A spiral granite stairway provides access to the upper three levels of the tower. From the ringing floor the steps ascend to the clock room. A clock was first mentioned in the Churchwarden's accounts of 1690. The present clock was installed in 1869 and is by Gillett and Bland Steam Clock Factory, Croydon. A mechanism to chime the Westminster quarters was added in 1873. The clock used to be wound daily by hand by three separate movements; one each for the hours, minutes and the chimes. It is now electrically wound. The clock room also houses the electronic equipment of the carillon. From the clock room the steps lead to the belfry. In 1553 there were three bells and in 1727 there were five. in 1826 eight new bells, cast by Thomas Mears II of the Whitechapel Bell Foundry, were installed. Their size ranged from 26.5 in to 42.5 in. In 1949 the bells were recast with increased weight. The inscriptions from the old bells were cast onto the new ones and all the bells have 'Gillett & Johnston Croydon 1949' inscribed on their top band. The bells were re-hung onto a new steel framework. At the same time a new carillon, also by Gillett & Johnston, was installed. The whole work was re-dedicated by Robert Mortimer (Bishop of Exeter).
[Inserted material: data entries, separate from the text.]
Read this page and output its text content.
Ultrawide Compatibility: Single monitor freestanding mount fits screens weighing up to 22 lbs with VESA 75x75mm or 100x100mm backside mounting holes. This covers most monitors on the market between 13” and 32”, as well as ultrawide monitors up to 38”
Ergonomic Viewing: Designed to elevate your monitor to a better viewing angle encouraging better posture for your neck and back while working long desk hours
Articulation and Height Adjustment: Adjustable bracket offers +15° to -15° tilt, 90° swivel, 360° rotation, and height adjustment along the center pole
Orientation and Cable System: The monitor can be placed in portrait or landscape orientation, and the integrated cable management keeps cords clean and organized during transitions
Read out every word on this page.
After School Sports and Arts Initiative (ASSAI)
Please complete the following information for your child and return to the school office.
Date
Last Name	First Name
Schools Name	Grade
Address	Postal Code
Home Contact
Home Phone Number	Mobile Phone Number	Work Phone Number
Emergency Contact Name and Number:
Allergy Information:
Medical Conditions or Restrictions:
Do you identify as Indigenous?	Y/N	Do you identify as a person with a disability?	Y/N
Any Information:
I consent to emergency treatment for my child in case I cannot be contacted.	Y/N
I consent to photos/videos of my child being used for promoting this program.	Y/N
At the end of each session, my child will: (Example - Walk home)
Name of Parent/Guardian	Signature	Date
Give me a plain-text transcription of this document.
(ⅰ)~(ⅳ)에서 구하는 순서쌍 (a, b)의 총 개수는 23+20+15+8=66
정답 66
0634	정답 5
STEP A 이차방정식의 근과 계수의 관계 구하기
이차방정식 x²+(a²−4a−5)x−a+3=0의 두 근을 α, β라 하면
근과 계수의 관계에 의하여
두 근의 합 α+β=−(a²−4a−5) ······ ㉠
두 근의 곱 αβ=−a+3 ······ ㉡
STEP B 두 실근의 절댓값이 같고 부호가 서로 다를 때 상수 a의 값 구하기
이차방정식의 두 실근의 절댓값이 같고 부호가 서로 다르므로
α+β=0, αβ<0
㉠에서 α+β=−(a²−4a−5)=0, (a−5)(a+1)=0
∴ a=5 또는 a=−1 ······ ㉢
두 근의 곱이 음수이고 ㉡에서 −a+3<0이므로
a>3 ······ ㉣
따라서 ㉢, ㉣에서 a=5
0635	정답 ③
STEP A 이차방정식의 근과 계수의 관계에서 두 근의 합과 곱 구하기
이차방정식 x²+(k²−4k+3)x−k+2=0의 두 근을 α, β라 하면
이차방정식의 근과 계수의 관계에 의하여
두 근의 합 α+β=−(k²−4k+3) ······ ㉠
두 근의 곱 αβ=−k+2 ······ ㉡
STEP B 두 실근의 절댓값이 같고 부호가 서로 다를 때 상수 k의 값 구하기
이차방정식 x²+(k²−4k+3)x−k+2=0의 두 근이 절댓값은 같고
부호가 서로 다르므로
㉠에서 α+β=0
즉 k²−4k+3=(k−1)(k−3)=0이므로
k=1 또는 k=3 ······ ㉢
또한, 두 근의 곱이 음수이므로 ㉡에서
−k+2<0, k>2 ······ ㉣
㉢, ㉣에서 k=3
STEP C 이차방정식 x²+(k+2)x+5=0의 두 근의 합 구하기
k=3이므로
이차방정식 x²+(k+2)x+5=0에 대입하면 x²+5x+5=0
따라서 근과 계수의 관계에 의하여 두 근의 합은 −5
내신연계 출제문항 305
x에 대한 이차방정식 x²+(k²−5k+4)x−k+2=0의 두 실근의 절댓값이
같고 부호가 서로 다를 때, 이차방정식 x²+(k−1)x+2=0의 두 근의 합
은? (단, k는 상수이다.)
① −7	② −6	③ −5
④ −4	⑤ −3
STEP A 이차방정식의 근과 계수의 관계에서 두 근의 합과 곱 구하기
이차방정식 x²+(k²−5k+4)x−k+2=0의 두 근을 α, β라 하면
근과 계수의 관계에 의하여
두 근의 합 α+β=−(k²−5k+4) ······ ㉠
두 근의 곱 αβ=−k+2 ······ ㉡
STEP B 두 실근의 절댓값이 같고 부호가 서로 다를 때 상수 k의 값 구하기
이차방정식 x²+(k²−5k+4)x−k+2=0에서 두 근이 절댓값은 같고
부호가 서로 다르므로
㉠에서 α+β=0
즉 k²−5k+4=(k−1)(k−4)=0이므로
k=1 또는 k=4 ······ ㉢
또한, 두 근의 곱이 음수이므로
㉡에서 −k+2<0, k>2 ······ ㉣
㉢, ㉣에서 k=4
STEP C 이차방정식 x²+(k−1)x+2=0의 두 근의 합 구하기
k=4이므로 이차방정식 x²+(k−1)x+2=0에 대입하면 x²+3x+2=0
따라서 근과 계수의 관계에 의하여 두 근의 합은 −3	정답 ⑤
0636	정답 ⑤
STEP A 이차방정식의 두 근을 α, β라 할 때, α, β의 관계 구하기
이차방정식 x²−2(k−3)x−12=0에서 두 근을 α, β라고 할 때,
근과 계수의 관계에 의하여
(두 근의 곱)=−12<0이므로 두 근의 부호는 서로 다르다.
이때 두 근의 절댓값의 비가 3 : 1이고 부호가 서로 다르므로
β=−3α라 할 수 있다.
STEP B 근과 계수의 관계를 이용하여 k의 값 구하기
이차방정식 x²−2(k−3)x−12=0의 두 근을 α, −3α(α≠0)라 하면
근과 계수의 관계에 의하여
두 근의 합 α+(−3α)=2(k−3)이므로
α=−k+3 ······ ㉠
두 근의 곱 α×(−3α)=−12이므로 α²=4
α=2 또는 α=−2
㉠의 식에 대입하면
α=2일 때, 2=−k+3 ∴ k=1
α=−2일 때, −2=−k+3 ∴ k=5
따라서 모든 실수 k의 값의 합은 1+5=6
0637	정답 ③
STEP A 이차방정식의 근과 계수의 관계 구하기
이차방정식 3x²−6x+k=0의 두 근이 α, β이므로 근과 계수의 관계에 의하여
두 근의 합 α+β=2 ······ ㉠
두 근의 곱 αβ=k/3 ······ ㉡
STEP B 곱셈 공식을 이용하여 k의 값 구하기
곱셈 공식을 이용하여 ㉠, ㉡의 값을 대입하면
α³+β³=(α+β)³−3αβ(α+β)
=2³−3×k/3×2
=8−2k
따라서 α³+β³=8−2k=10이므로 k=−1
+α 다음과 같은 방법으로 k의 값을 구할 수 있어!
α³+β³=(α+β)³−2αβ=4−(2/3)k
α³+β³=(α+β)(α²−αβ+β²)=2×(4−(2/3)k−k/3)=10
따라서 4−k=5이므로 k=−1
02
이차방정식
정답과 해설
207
Bell 5 'Given by the family of the late Rector, Owen Lewis Meyrick, consisting of two sons and four daughters, 1826.'

Bell 6 'The expense incurred by placing a set of eight Bells in this tower was defrayed by a Subscription, which was raised through the persevering exertions of Francis Thorne, and his Nephew Francis Thorne Honey, 1826.'

Bell 7 'E Dono Humphredi P. Davie, Baronetti, A.D. MDCCCXXVI.'

Bell 8 'The gift of Philip Henry Earl of Stanhope, 1826.'

From the belfry, the steps climb to a doorway about 4 ft high that gives access to the roof.

==Organ==
The organ is said to be by Renatus Harris and to have come from Chelsea Old Church (also known as All Saints). It was removed to Bideford in 1723 and brought to Holsworthy in 1865. Over the next two years it was restored and enlarged by the organ builders Geek and Sons of Launceston, Cornwall. The organ was rededicated on 20 June 1867. On 27 June 1867 the organ was opened by Mr W B Gilbert of London whom the Western Times described as "one of the best organists of the day". In 1883–84, during the church renovation, the organ was renovated by Hale and company, of Plymouth. In 1926 it was overhauled and reduced in size.